If you've received a previous version of MAT, this page contains
instructions on how to upgrade to the new version.
Support for Cygwin has been removed, because Python in Cygwin
does not support sqlite, and sqlite is required for the MAT
workspaces in 2.0. Migrate to Windows native.
Because MAT now explicitly defines the annotations and
well-formedness conditions for attributes separately from its
display information, the task.xml file has been reorganized. You
can use the MATUpdateTaskXML
tool to update your task.xml file automatically.
The version of jCarafe which is delivered with MAT 2.0 is
0.9.8.5.b-06, which has a different model structure than the
version delivered with 1.3. You must rebuild all your models,
either using MATModelBuilder
(in file mode) or the "modelbuild" operation of MATWorkspaceEngine (in
workspace mode).
The 1.3 UI used a desktop-in-a-browser metaphor, which raised a
number of issues, including poor use of screen real estate. In
2.0, we've completely reorganized the UI, and changed the URL.

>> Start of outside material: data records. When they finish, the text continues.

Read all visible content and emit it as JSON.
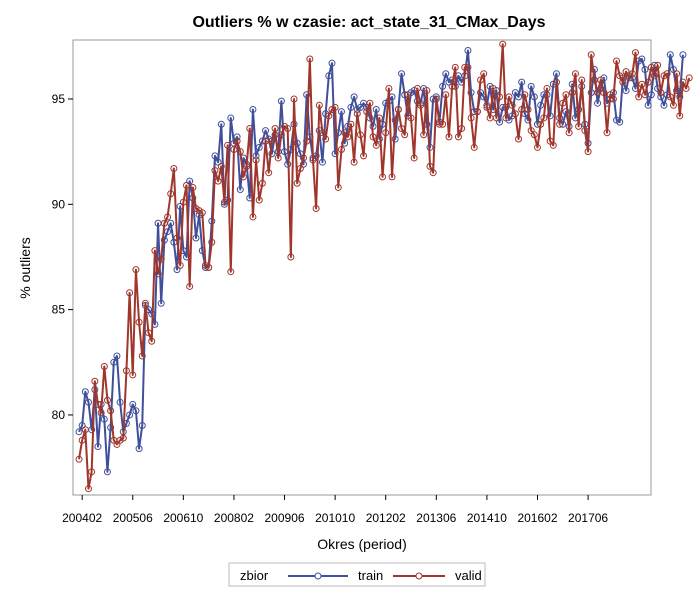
{
  "chart_data": {
    "type": "line",
    "title": "Outliers % w czasie: act_state_31_CMax_Days",
    "xlabel": "Okres (period)",
    "ylabel": "% outliers",
    "x_ticks": [
      "200402",
      "200506",
      "200610",
      "200802",
      "200906",
      "201010",
      "201202",
      "201306",
      "201410",
      "201602",
      "201706"
    ],
    "x_range": [
      "200401",
      "201812"
    ],
    "y_ticks": [
      80,
      85,
      90,
      95
    ],
    "ylim": [
      76.2,
      97.8
    ],
    "grid": false,
    "legend": {
      "title": "zbior",
      "placement": "bottom-center"
    },
    "series": [
      {
        "name": "train",
        "color": "#3f4f9b",
        "start": "200401",
        "values": [
          79.2,
          79.5,
          81.1,
          80.6,
          79.3,
          81.2,
          78.5,
          80.5,
          79.8,
          77.3,
          79.4,
          82.5,
          82.8,
          80.6,
          79.2,
          79.6,
          80.0,
          80.5,
          80.2,
          78.4,
          79.5,
          85.2,
          85.0,
          84.8,
          84.3,
          89.1,
          85.3,
          88.3,
          88.7,
          89.1,
          88.2,
          86.9,
          89.9,
          87.8,
          87.5,
          91.1,
          90.3,
          88.4,
          89.5,
          87.8,
          87.0,
          87.0,
          89.2,
          92.3,
          92.0,
          93.8,
          90.0,
          90.2,
          94.1,
          92.9,
          93.2,
          90.7,
          92.2,
          91.9,
          90.3,
          94.5,
          92.3,
          92.7,
          93.0,
          93.5,
          93.1,
          92.4,
          93.3,
          92.5,
          94.9,
          92.5,
          91.9,
          92.6,
          93.8,
          92.9,
          92.4,
          91.9,
          95.2,
          93.2,
          92.2,
          92.3,
          93.5,
          92.0,
          94.3,
          96.1,
          96.7,
          92.4,
          93.4,
          94.4,
          92.9,
          93.7,
          94.6,
          95.1,
          94.5,
          94.6,
          94.8,
          94.6,
          94.1,
          93.7,
          94.5,
          93.1,
          93.8,
          94.8,
          94.9,
          95.1,
          93.1,
          94.5,
          96.2,
          95.2,
          94.2,
          95.3,
          95.4,
          94.9,
          94.8,
          95.5,
          93.8,
          92.7,
          95.0,
          95.1,
          93.9,
          95.6,
          96.2,
          95.8,
          95.9,
          95.6,
          96.1,
          95.8,
          96.1,
          97.3,
          95.3,
          94.4,
          94.4,
          95.3,
          95.1,
          94.7,
          95.6,
          94.5,
          95.4,
          93.9,
          94.6,
          94.6,
          94.0,
          94.2,
          95.3,
          95.1,
          95.8,
          94.3,
          94.0,
          95.6,
          95.1,
          93.8,
          94.7,
          95.2,
          95.2,
          94.2,
          95.7,
          96.2,
          94.1,
          93.8,
          94.4,
          93.7,
          95.7,
          94.1,
          94.5,
          95.6,
          93.8,
          92.9,
          95.3,
          96.4,
          94.8,
          95.5,
          96.0,
          94.8,
          95.0,
          95.3,
          94.0,
          93.9,
          96.0,
          95.4,
          96.1,
          96.0,
          95.5,
          96.8,
          96.9,
          96.4,
          94.7,
          95.2,
          96.6,
          95.5,
          95.1,
          94.7,
          95.2,
          97.1,
          96.4,
          95.4,
          95.1,
          97.1
        ]
      },
      {
        "name": "valid",
        "color": "#a0362b",
        "start": "200401",
        "values": [
          77.9,
          78.8,
          79.3,
          76.5,
          77.3,
          81.6,
          80.5,
          80.1,
          82.3,
          80.7,
          80.2,
          78.8,
          78.6,
          78.8,
          78.9,
          82.1,
          85.8,
          81.9,
          86.9,
          84.4,
          82.8,
          85.3,
          83.9,
          83.5,
          87.8,
          86.7,
          87.4,
          89.1,
          89.4,
          90.5,
          91.7,
          88.4,
          87.1,
          90.1,
          90.9,
          86.1,
          90.8,
          89.8,
          89.7,
          89.6,
          87.1,
          87.0,
          88.2,
          91.6,
          91.1,
          91.8,
          90.1,
          92.8,
          86.8,
          92.6,
          93.0,
          92.5,
          91.3,
          91.8,
          93.6,
          89.4,
          92.1,
          90.2,
          91.0,
          93.0,
          91.5,
          93.0,
          93.6,
          92.2,
          93.3,
          93.7,
          93.6,
          87.5,
          95.0,
          91.0,
          91.7,
          92.2,
          93.0,
          96.9,
          92.1,
          89.8,
          94.7,
          93.4,
          93.1,
          94.2,
          94.5,
          94.6,
          90.8,
          92.6,
          93.4,
          93.2,
          93.8,
          92.0,
          94.3,
          93.3,
          92.3,
          94.4,
          94.8,
          93.2,
          92.8,
          94.1,
          91.3,
          93.4,
          95.5,
          91.3,
          94.0,
          94.5,
          93.6,
          93.3,
          95.2,
          94.1,
          92.2,
          95.5,
          94.7,
          93.3,
          95.4,
          91.8,
          91.5,
          95.0,
          93.8,
          93.8,
          95.2,
          93.2,
          95.6,
          96.5,
          93.2,
          93.6,
          96.5,
          96.5,
          94.1,
          92.7,
          94.4,
          95.9,
          96.2,
          94.6,
          94.1,
          95.5,
          94.1,
          95.1,
          97.6,
          94.1,
          95.1,
          94.7,
          94.3,
          93.1,
          94.5,
          95.2,
          94.5,
          93.5,
          93.3,
          92.7,
          93.8,
          94.1,
          95.5,
          93.0,
          92.8,
          95.8,
          93.8,
          94.8,
          95.2,
          93.4,
          95.3,
          96.2,
          93.7,
          95.9,
          93.5,
          92.5,
          97.1,
          95.9,
          95.3,
          95.9,
          95.3,
          93.4,
          95.2,
          95.0,
          96.8,
          96.1,
          95.8,
          96.3,
          96.0,
          96.2,
          97.2,
          95.1,
          95.7,
          95.2,
          95.8,
          96.5,
          96.1,
          96.6,
          95.3,
          96.1,
          96.2,
          95.1,
          94.7,
          96.2,
          94.2,
          95.8,
          95.5,
          96.0
        ]
      }
    ]
  }
}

In previous releases, you really didn't have the option to pass
any command-line options to the MATWeb server running under the
tabbed terminal. As the command-line options to MATWeb expanded,
and became more important, this turned out to be a bad idea. As a
result, we've now reorganized the tabbed terminal startup so that
it's part of MATWeb. The mat_controller.sh application is gone.
The Windows mat_controller.bat script is still present, but it
simply invokes MATWeb with the --spawn_tabbed_terminal option.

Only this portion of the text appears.